The award of damages must be based solely on the authority of Title VII. The purpose of Title VII relief is to "make whole" victims of unlawful discrimination.55 To accomplish this purpose, the statute "vests broad equitable discretion in the federal courts,"56 to fashion the "most complete relief possible."57 We review each of the separate items of damage assessed by the district court.
A. Back Pay
Weaver sought back pay at the operations-manager-salary level from his termination date in April, 1984, up to the date of trial. Having found that Casa Gallardo discriminated against him, Weaver is "presumptively entitled to back pay."58
Casa Gallardo contends that Weaver is not entitled to any back pay award or damages. It first asserts that Weaver sought only promotion to the Operations-Manager position awarded to Matseas. That position, Casa Gallardo argues, was eliminated by David Lane in a corporate reorganization. The district court, however, determined in the first phase of the trial that Weaver had applied for and was unlawfully denied the operations manager position awarded Geiger as well as the position awarded Matseas. The position held by Geiger was never eliminated.
Casa Gallardo next contends that the sale of its assets to the El Torito restaurant chain in November, 1985, severs all of its back pay liability as of that date. The sale of corporate assets to a successor corporation does not necessarily limit the predecessor corporation's liability for back pay subsequent to the sale. Indeed, a Title VII plaintiff may be barred from seeking back-pay liability from a successor corporation if the predecessor corporation is fully able to provide relief.59 The employer's liability should be based on the extent to which its illegal action "proximately cause[d] plaintiff's damages."60
As we noted in Nord v. U.S. Steel Corporation,61 the victim of discrimination is "entitled to whatever employment opportunities the other [employees] were given...." The district court correctly observed that Title VII should not put the prevailing claimant in a better position than similar employees who were not discriminated against, but conversely he should not be disadvantaged. Instead, he should be restored to or compensated for the employment opportunities that were available to other management personnel at Casa Gallardo.

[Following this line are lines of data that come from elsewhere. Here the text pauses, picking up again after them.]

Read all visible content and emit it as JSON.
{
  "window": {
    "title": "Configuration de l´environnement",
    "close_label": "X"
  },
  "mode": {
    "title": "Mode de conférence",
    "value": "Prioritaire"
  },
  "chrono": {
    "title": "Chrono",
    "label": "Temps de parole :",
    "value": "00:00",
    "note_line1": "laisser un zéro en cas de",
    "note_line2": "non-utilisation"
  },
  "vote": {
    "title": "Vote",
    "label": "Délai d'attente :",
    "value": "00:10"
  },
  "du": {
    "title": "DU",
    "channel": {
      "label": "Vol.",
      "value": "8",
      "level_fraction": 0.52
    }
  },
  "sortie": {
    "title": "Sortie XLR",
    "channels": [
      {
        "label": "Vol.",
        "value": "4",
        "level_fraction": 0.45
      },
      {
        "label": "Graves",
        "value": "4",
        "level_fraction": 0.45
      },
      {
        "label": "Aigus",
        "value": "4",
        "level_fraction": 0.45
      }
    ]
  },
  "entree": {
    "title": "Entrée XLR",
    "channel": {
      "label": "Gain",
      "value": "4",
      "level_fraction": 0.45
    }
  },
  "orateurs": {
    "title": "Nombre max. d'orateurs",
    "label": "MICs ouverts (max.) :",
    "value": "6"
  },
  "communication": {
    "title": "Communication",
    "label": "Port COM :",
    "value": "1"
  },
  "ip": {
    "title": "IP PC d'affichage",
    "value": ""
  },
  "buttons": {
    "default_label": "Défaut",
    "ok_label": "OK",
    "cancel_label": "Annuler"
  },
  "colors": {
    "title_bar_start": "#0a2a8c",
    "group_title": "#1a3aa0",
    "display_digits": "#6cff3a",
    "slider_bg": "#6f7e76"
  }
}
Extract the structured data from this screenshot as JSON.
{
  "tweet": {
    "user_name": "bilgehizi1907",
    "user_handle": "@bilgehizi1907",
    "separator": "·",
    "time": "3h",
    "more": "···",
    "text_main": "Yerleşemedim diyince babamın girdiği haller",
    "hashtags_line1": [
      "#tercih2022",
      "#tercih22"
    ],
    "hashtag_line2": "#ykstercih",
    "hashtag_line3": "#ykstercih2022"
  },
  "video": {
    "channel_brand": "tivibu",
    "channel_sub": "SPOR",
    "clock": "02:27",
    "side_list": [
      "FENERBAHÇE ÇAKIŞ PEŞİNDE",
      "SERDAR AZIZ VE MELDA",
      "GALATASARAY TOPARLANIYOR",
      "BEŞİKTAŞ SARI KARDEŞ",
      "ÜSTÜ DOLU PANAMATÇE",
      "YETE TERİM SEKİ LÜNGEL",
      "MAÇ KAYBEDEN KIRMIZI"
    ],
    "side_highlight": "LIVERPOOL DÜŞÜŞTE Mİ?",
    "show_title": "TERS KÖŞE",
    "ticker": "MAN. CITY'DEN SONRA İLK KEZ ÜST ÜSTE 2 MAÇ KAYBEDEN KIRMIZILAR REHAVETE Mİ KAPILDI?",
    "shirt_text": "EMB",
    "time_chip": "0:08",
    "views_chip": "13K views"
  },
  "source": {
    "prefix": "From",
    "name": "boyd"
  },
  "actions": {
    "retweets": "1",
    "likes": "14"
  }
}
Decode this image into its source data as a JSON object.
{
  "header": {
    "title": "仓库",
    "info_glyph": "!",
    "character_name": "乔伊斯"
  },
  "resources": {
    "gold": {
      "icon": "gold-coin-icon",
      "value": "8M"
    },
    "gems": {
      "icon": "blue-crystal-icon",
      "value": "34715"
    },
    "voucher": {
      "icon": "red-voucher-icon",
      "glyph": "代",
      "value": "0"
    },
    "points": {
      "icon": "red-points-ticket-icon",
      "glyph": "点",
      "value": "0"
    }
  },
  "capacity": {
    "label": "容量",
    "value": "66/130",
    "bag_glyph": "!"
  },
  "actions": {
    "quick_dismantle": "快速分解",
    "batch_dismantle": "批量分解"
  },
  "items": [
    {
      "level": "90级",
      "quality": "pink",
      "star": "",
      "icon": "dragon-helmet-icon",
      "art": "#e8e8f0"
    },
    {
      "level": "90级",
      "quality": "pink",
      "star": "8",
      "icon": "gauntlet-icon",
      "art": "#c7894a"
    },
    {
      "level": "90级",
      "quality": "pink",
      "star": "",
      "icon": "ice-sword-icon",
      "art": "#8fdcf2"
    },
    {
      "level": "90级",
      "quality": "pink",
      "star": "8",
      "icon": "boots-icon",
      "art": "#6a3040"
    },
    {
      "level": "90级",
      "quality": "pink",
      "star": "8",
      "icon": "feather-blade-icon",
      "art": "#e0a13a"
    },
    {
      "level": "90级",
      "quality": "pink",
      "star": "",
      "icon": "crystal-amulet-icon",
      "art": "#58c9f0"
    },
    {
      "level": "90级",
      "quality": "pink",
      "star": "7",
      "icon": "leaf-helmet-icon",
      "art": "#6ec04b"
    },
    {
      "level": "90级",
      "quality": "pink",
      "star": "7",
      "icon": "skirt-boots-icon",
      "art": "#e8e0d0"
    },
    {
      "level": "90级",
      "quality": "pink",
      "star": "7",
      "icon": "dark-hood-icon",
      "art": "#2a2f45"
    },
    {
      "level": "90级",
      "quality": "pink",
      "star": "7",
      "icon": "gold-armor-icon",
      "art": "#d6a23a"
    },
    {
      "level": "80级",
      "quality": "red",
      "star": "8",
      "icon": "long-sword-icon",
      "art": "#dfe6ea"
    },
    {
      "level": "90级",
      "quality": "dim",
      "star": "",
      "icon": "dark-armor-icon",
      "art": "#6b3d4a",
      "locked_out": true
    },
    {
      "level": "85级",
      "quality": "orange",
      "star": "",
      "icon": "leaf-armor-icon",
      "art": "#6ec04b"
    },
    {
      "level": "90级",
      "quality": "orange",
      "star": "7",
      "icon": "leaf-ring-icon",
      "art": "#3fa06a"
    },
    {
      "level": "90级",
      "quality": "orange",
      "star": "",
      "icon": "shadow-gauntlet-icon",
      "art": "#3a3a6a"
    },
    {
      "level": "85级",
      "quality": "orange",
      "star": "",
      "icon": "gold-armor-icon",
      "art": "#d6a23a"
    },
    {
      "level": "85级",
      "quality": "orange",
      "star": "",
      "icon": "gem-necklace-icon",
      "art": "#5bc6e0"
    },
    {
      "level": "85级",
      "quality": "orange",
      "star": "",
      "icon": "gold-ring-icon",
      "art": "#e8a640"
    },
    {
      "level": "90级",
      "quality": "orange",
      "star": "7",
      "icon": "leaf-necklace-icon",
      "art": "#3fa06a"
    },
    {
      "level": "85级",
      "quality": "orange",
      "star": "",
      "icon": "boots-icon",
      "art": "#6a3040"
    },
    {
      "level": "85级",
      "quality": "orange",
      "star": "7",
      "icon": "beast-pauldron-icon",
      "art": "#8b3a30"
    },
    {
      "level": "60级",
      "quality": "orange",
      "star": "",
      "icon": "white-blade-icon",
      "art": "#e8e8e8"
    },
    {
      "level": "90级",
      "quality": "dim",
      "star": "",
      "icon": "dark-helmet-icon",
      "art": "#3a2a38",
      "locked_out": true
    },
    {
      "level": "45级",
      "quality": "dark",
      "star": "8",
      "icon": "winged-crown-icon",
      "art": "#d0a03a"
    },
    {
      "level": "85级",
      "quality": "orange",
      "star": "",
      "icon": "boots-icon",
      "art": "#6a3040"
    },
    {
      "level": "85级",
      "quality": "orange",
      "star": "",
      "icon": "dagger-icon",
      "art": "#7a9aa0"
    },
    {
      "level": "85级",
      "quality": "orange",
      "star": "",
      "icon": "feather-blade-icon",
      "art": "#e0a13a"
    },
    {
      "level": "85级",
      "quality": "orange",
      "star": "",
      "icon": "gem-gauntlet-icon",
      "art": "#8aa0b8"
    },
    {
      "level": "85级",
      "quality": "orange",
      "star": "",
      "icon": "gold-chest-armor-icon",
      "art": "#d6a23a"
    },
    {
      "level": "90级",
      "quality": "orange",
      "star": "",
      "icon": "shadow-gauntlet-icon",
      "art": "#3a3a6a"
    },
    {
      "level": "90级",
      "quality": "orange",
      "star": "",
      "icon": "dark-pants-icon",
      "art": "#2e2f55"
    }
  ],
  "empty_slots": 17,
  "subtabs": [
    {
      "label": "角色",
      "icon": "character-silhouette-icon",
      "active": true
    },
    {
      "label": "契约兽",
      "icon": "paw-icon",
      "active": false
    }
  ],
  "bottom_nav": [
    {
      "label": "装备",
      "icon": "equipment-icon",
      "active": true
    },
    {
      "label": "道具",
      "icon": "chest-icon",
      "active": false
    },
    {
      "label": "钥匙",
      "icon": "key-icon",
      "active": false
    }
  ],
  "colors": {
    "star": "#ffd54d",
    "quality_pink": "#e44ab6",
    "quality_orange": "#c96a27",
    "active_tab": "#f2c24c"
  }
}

When General Mills sold the assets of Casa Gallardo to the El Torito chain, those Casa Gallardo employees working in Operations-Manager positions, including Geiger, as well as many other employees, transferred to and were employed by El Torito. The record thus supports the district court's conclusion that, had Weaver held the position of Operations Manager at the time of the sale to El Torito, he would have been transferred in that position to El Torito.
Casa Gallardo also asserts that, in any event, Weaver failed to mitigate his damages by using reasonable diligence to find substantially equivalent employment. Title VII requires that "interim earnings or amounts earnable with reasonable diligence by the person ... discriminated against shall operate to reduce the back pay otherwise allowable...."62 Weaver, therefore, had a duty to seek employment "substantially equivalent" to the Operations-Manager positions he was denied.63 "Substantially equivalent employment" is employment that affords virtually identical promotional opportunities, compensation, job responsibilities, working conditions, and status to those available to employees holding the position from which the Title VII claimant has been discriminatorily terminated.64 If the former employee cannot find substantially equivalent employment, he may "lower his sights" and accept noncomparable employment. Title VII, however, "does not require that a person remain employed despite dissatisfaction."65
Casa Gallardo has the burden of showing that Weaver did not make reasonable efforts to obtain work.66 Specifically, the employer must show that "comparable work was available and the claimant did not seek it out."67 If, however, "an employer proves that the employee has not made reasonable efforts to obtain work, the employer does not also have to establish the availability of substantially comparable employment."68
The district court found that Weaver did not earnestly begin looking for a substantially similar position in the restaurant industry until September of 1985, but that he then diligently began seeking work in the hospitality and restaurant industries in Atlanta. Weaver thereafter took reasonable steps to look for a managerial position in the restaurant industry substantially equivalent to his job at Casa Gallardo, but could not find such work. He therefore took a non-equivalent management trainee position with Pizza Inn at a salary of $26,000.00 a year. Weaver testified, however, that he was forced to leave that job and move home to Detroit after six months because of financial pressures and old debts. Since that time plaintiff has been employed selling tile, a job paying far less than Casa Gallardo. The district court held that Weaver had failed to reasonably mitigate his damages during the period between May, 1984, through September, 1985, and that this failure should simply reduce the damages awarded by the amount Weaver could have earned.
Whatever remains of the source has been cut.